Refactor the core - Githubissues

rlouf / mcx

Express & compile probabilistic programs for performant inference on CPU & GPU. Powered by JAX.

https://rlouf.github.io/mcx

Apache License 2.0

325 stars 17 forks source link

Refactor the core #53

Closed rlouf closed 3 years ago

rlouf commented 3 years ago

The current version of the core parses the model definition into a tree and compiles it back to Python functions to compute the distribution's logpdf or draw samples. In its current version it is however brittle and is rather limited: for instance it is complicated to describe if/else statements in this framework.

In this PR we introduce a new intermediate representation, the MCX Syntax Tree which is a slightly augmented version of Python's Abstract Syntax Tree. Model definitions are parsed into the McxST (and their syntax is checked). The McxST being a static graph, it is possible to do all the operations that were possible before (do operator, conjugacy detection, random variable transformation, etc.). It still contains if/else statements and for loops so the compilers can translate them in a version that JAX can JIT-compile and differentiate.

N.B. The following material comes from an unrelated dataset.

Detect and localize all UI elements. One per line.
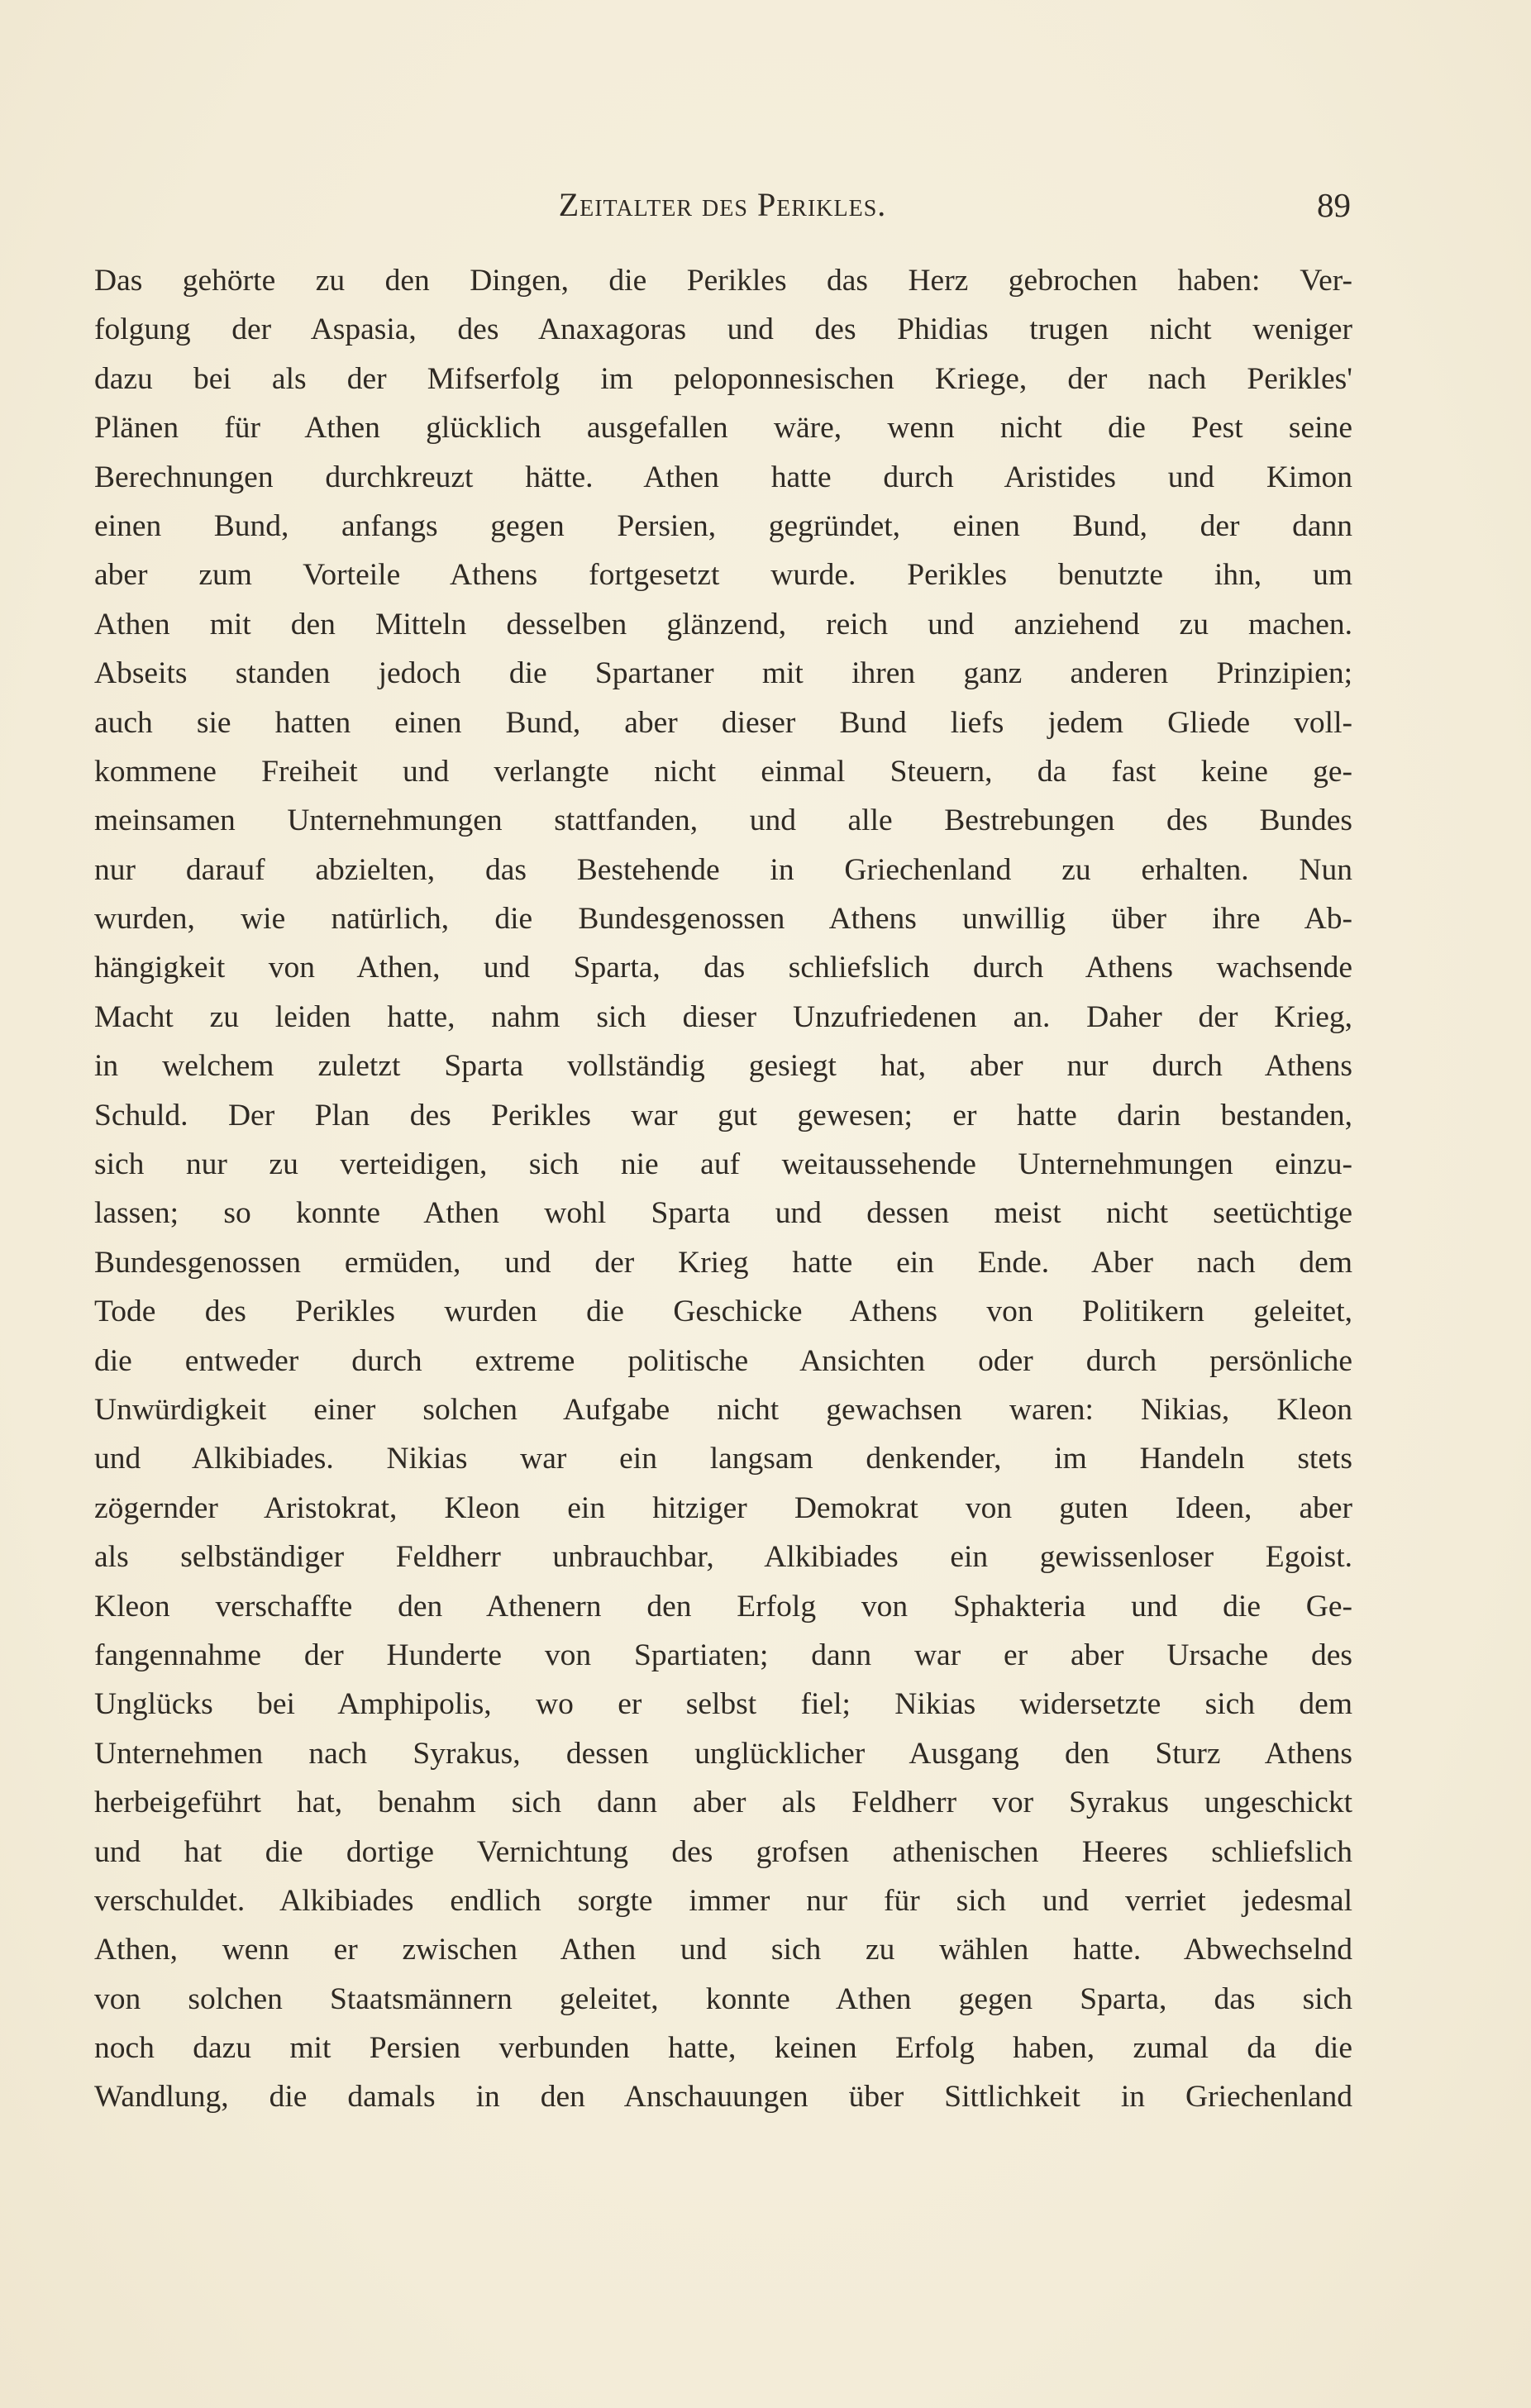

Since the McxST is a thin wrapper around Python's AST the resulting code is guaranteed to be more robust and to allow any operation that Python allows.

rlouf commented 3 years ago

I am aware that SymJAX allows to build a symbolic graph from code written with JAX construct. But:

Such a graph (like Theano's) gives me more granularity that I need, at a fairly high complexity cost.
The resulting node is not as close to python/numpy, need to use that “T“ notation, cannot use python control flow constructs directly.

Future might prove me wrong, but I don't think that I need a full symbolic graph. However, I can always build a symbolic graph with the granularity I need. This would have the following benefits:

Keep the benefits of reading the AST (access names, comments)
One parser
One compiler
Calling another model is a graph merge
Building the logpdf is a graph transformation
Building prior/posterior samplers is a graph transformation
Using bijectors is a graph transformation
Reparametrization is a graph transformation
Detecting conjugacies is a graph search + graph transformation
do operator is a graph transformation (remove parent nodes + variable as placeholder).
Translating python control flow to JAX control flow is a graph transformation
Stochastic conditioning is a small graph transformation.

rlouf commented 3 years ago

Control flow, in particular, gets more complicated. I believe we should represent the different branches as separated graphs:

class If(ControlFlow):
    operand: Callable -> bool
    true_branch: nx.Digraph
    false_branch: nx.Digraph

Placeholders in branches are connected to nodes in the main function iff they share the same name. Depending on the content of the If branches we should be able to convert it to a cond Op that can be converted to a JAX cond. If that is not possible it will be converted to a standard python if/else, but we won't be able to JIT the compiled function. The same applies to JAX's switch and scan/fori_loop (though more conplex to implement).

Put simply, we can translate an If node to a cond iff there is only one leaf in both branches's graph and they are named the same.

rlouf commented 3 years ago

Current restriction

Multioutput Ops are not supported (easy to change)
Multioutput models are not supported (easy to change)
If statements not supported (hard)
For statements not supported (hard)
Call paths (like "jax.numpy.dot") are broken into multiple attributes. It would make sense to gather these in a single Op.
Constant that are not numbers ("np.ones(100)" for instance) are parsed into ops. It would make sense to collapse these ops in a single constant node.

Note

It is possible to store a live version of the Ops/Constants via the namespace and "getattr" thus creating a full symbolic graph.

rlouf commented 3 years ago

[x] Merge models
[x] Add name scoping
[x] logpdf compilation
[x] sampler compilation
[x] sampling from prior predictive distribution
[x] sampling from prior joint distribution
[x] sampling from posterior
[x] evaluate model wrt trace (posterior sampling)
[x] Make sure no performance regression with previous version
[x] Make sure nested models work out of the box (parsing, compiling and scopes)
- [x] Depth 1
- [x] Depth 2
- [x] Same model used twice
[x] Clean the code
[ ] Resolve merge conflicts
[ ] Fix formatting
[ ] Fix tests

rlouf commented 3 years ago

Everything that worked works as expected. I still need to fix a bug on the state initialization.